Mais la meilleure des preuves réside dans notre ignorance, à nous les gens qui sommes en charge d'estimer des durées de vie. En mécanique, il n'est pas rare de devoir se contenter, via la simulation, d'une erreur pouvant atteindre un facteur 2 sur la longévité ... Des essais sont toujours nécessaires pour recaler les prévisions, mais la nature aléatoire inhérente aux déterminants de cette longévité nous rend incapable de la borner de manière certaine. Tout au plus peut-on se prononcer sur la probabilité qu'une pièce résiste à un nombre de cycles donné.

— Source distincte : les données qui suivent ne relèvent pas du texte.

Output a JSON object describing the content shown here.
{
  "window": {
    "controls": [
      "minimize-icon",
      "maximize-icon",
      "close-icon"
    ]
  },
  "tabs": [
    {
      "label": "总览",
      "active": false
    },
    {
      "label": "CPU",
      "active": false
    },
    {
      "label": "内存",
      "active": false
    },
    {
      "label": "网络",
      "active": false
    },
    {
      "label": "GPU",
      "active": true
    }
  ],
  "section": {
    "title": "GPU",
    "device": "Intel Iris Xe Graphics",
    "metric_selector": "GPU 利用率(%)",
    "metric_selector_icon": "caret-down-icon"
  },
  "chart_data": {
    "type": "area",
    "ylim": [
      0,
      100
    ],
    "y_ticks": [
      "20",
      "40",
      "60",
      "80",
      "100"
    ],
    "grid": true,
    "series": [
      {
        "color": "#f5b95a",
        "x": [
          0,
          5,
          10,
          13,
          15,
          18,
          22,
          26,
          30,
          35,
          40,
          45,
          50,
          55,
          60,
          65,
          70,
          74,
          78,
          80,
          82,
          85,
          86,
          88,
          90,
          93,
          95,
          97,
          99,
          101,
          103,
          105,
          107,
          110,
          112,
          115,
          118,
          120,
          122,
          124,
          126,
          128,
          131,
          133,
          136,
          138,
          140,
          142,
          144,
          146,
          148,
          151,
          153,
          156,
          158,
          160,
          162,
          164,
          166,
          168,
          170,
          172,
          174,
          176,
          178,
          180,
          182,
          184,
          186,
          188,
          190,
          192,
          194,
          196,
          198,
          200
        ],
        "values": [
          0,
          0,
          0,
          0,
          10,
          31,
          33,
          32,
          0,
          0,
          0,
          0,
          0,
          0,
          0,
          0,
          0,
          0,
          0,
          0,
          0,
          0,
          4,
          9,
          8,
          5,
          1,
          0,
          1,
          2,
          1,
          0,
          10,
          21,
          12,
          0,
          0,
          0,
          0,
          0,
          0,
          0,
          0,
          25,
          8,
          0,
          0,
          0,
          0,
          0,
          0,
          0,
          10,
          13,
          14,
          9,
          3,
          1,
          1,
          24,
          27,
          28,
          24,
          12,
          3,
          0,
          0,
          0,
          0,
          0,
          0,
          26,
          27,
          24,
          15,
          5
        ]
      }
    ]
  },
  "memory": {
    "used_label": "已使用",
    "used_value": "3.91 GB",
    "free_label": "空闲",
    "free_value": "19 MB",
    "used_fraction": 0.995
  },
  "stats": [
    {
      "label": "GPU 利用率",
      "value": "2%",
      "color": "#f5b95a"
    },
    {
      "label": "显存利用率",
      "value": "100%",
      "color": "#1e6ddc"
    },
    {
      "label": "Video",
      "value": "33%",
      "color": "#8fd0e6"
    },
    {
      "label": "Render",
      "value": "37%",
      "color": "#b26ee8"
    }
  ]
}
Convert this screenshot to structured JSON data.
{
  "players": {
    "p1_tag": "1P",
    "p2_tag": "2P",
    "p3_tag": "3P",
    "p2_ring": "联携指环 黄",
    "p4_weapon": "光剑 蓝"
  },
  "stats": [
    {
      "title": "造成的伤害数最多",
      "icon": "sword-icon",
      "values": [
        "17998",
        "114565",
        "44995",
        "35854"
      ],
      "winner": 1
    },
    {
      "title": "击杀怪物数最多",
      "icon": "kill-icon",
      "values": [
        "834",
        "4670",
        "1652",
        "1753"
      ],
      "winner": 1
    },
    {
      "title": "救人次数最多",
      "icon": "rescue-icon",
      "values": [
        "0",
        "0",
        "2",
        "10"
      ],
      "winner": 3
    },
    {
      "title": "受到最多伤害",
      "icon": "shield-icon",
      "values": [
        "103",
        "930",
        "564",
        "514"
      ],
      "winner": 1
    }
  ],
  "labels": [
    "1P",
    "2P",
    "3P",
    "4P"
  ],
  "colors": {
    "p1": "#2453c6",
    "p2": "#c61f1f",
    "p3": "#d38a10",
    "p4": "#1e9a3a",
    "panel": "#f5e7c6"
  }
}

La loi de probabilité la plus utilisée pour décrire la fiabilité est la distribution de Weibull, qui se révèle suffisamment flexible pour être adaptée à la plupart des cas de figure ... Qui écrit flexible, veut aussi dire "imprécise". Là où les statisticiens de l'INSEE utilisent des échantillons d'un millier d'individus pour extrapoler leurs résultats à l'ensemble de la population avec une marge d'erreur considérée comme acceptable, un fiabiliste se contente, lorsque les essais sont longs et coûteux, de six (oui, 6) échantillons pour se prononcer sur une durée de vie. On comprend dès lors aisément que, la marge d'erreur étant beaucoup plus importante, il est nécessaire de se prémunir contre les incertitudes par un coefficient de sécurité confortable lors des phases de conception et dimensionnement.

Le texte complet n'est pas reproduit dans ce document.